The second scenario has you roll for initiative, and then either pick side or the end of the board you get. I got first pick, and took the end with the higher hill, and then Jason picked the Germans. It’s a meeting of patrols in Hurtgen, and the primary goal is to control more of a road through a woods board than the enemy, with the game ending after half an hour has passed.

This one was interesting, as with all the cover I wasn’t really sure how to approach the scenario. And it ended up being a good primer in close-quarters fighting. We ended up with a long series of back and forth assaults pushing back and forth in the woods. Since you can only have two squads active in an assault, the obvious thing became to use one squad to fire at the target, and then leap in with the other two. This was fairly even at first, but I got a couple good breaks after a bit, and I managed to push that to the point where Jason went over his casualty limit at the 28 minute mark (right before the normal end, which I would have won for road control).

Afterword

Overall, the flow of the game seems pretty good, and it’s generating some nice tense moments. Good job there.

A few nitpicks: The game has reduction of squads into remnant units, which are called ‘sections’. Since a section is usually a unit composed of a pair of squads, I’d prefer if ‘fire team’ or ‘half squad’ had been used. Color illustrations are popular on counters, but here, they’re similar colors and values to the background, so the art just dissolves into a blob when not looking closely. Nice bold line-art would have looked a lot better.

A bit bigger is the fact woods are inherent. The art makes this obvious (by going out to the edges of the hex), which is nice, but it’s true by rule too. This does make things a little simpler, but the use of terrain depictions for LOS has always been a strong point for SL/ASL and I’m surprised it isn’t used here. Also, fields show up on some of the maps… and have no purpose. Wading through a field of grain has a lot of atmosphere in ASL, and I’m surprised its not in here. It seems like different squad compositions (i.e., sub-machinegun squads) could be handled, but I’ve seen no sign of it yet. I’m definitely surprised American squads are rated at a lower effective range than German ones; I can only assume that this is from the inclusion of a machine gun in every German squad (and the BAR isn’t that long-ranged). The fact that German squads generally have higher cohesion (which is a bonus in assaults as well as elsewhere), while Americans have generally higher assault values is an interesting wrinkle.
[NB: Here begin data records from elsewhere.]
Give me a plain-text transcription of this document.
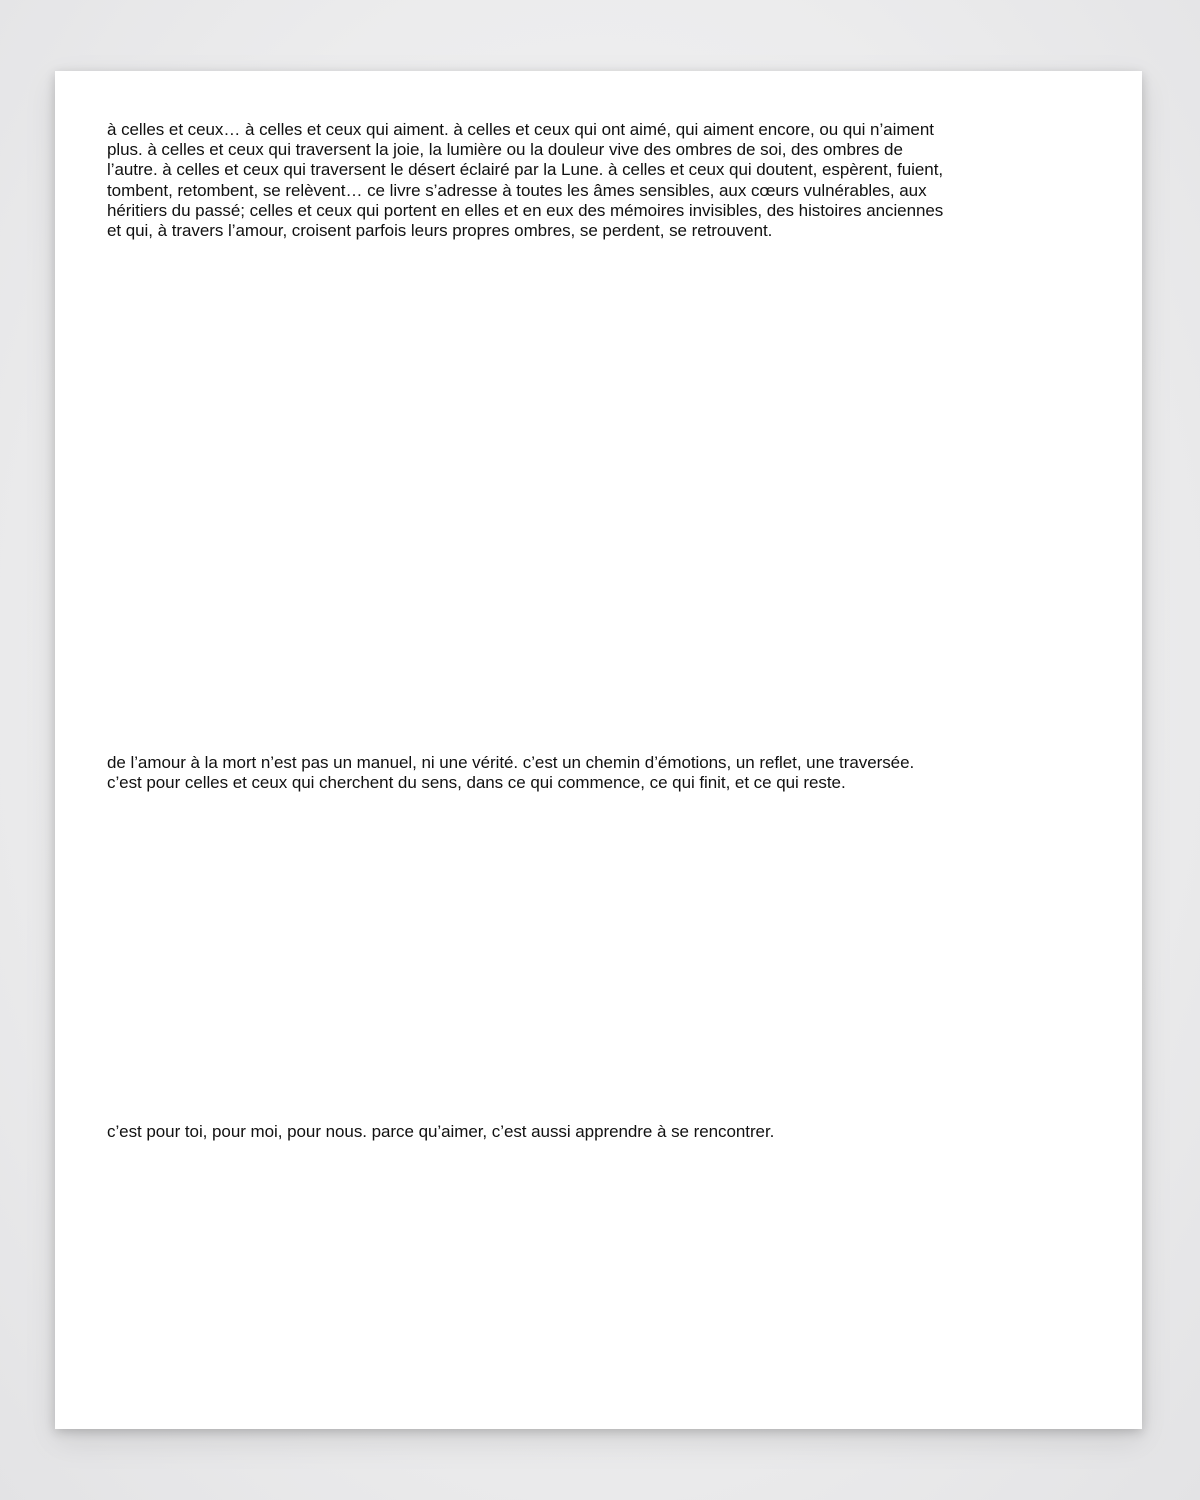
à celles et ceux… à celles et ceux qui aiment. à celles et ceux qui ont aimé, qui aiment encore, ou qui n’aiment
plus. à celles et ceux qui traversent la joie, la lumière ou la douleur vive des ombres de soi, des ombres de
l’autre. à celles et ceux qui traversent le désert éclairé par la Lune. à celles et ceux qui doutent, espèrent, fuient,
tombent, retombent, se relèvent… ce livre s’adresse à toutes les âmes sensibles, aux cœurs vulnérables, aux
héritiers du passé; celles et ceux qui portent en elles et en eux des mémoires invisibles, des histoires anciennes
et qui, à travers l’amour, croisent parfois leurs propres ombres, se perdent, se retrouvent.

de l’amour à la mort n’est pas un manuel, ni une vérité. c’est un chemin d’émotions, un reflet, une traversée.
c’est pour celles et ceux qui cherchent du sens, dans ce qui commence, ce qui finit, et ce qui reste.

c’est pour toi, pour moi, pour nous. parce qu’aimer, c’est aussi apprendre à se rencontrer.
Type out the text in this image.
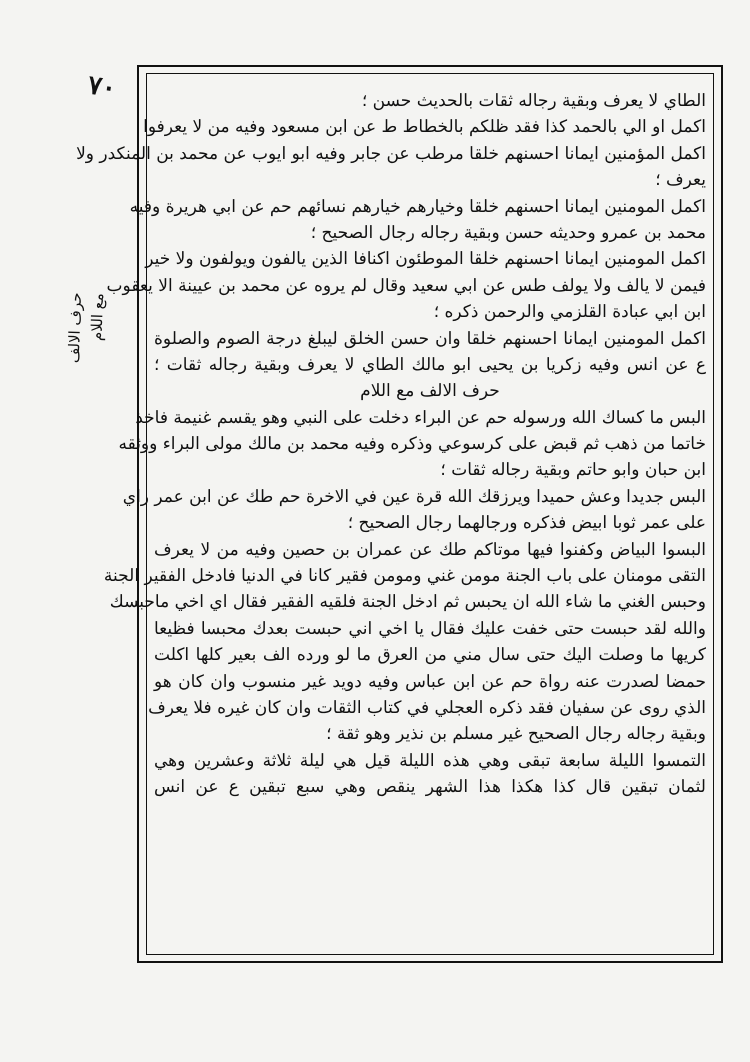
٧٠
حرف الالف مع اللام
الطاي لا يعرف وبقية رجاله ثقات بالحديث حسن ؛
اكمل او الي بالحمد كذا فقد ظلكم بالخطاط ط عن ابن مسعود وفيه من لا يعرفوا
اكمل المؤمنين ايمانا احسنهم خلقا مرطب عن جابر وفيه ابو ايوب عن محمد بن المنكدر ولا
يعرف ؛
اكمل المومنين ايمانا احسنهم خلقا وخيارهم خيارهم نسائهم حم عن ابي هريرة وفيه
محمد بن عمرو وحديثه حسن وبقية رجاله رجال الصحيح ؛
اكمل المومنين ايمانا احسنهم خلقا الموطئون اكنافا الذين يالفون ويولفون ولا خير
فيمن لا يالف ولا يولف طس عن ابي سعيد وقال لم يروه عن محمد بن عيينة الا يعقوب
ابن ابي عبادة القلزمي والرحمن ذكره ؛
اكمل المومنين ايمانا احسنهم خلقا وان حسن الخلق ليبلغ درجة الصوم والصلوة
ع عن انس وفيه زكريا بن يحيى ابو مالك الطاي لا يعرف وبقية رجاله ثقات ؛
حرف الالف مع اللام
البس ما كساك الله ورسوله حم عن البراء دخلت على النبي وهو يقسم غنيمة فاخذ
خاتما من ذهب ثم قبض على كرسوعي وذكره وفيه محمد بن مالك مولى البراء ووثقه
ابن حبان وابو حاتم وبقية رجاله ثقات ؛
البس جديدا وعش حميدا ويرزقك الله قرة عين في الاخرة حم طك عن ابن عمر راي
على عمر ثوبا ابيض فذكره ورجالهما رجال الصحيح ؛
البسوا البياض وكفنوا فيها موتاكم طك عن عمران بن حصين وفيه من لا يعرف
التقى مومنان على باب الجنة مومن غني ومومن فقير كانا في الدنيا فادخل الفقير الجنة
وحبس الغني ما شاء الله ان يحبس ثم ادخل الجنة فلقيه الفقير فقال اي اخي ماحبسك
والله لقد حبست حتى خفت عليك فقال يا اخي اني حبست بعدك محبسا فظيعا
كريها ما وصلت اليك حتى سال مني من العرق ما لو ورده الف بعير كلها اكلت
حمضا لصدرت عنه رواة حم عن ابن عباس وفيه دويد غير منسوب وان كان هو
الذي روى عن سفيان فقد ذكره العجلي في كتاب الثقات وان كان غيره فلا يعرف
وبقية رجاله رجال الصحيح غير مسلم بن نذير وهو ثقة ؛
التمسوا الليلة سابعة تبقى وهي هذه الليلة قيل هي ليلة ثلاثة وعشرين وهي
لثمان تبقين قال كذا هكذا هذا الشهر ينقص وهي سبع تبقين ع عن انس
Only being able to go three hexes at a time reduces ‘panzerbush’ syndrome to a minimum (at least for infantry), but the lack of reactions in the middle of movement does allow some of it to happen. I think a lot might be done by letting machine gun teams put down fire lanes, though that might need to preempt the action/reaction cycle, which would make things messy. However, the fact that you just put fire markers on target, and then resolve all fire after the action/reaction cycle is a very interesting idea, especially as you record the overall strength of that attack until it’s performed, and adds some nice uncertainty.

There seems to be a trend currently of operating units at one level above the basic maneuver units of a game as a group (LHY, Rifle & Spade, and GTS off the top of my head), and this is the strong point of the game. Working platoons as cohesive groups does a lot for the flow of the game, and does a lot to make its action-reaction cycle work. Thanks to a color-and-number labeling scheme, you can get up to a full battalion (of three companies), though ‘square’ formations are currently not in the game (the Americans and Germans don’t use them, I think the British were square at some levels though).

From what I’ve seen, the victory conditions of the scenarios are nicely varied. This can be a strong point with ASL scenarios (there’s some really inventive ones out there, though too often it gets down to the same-old), and it’s nice to see here. The variable time passing is neat… and I’d say it’s unnecessary (as turn is a turn is a turn), except that it does feed into many victory conditions and sets a variable ending point (kind of like Combat Commander/Great War Commander). Overall, I’ll be happy to try it again at some point.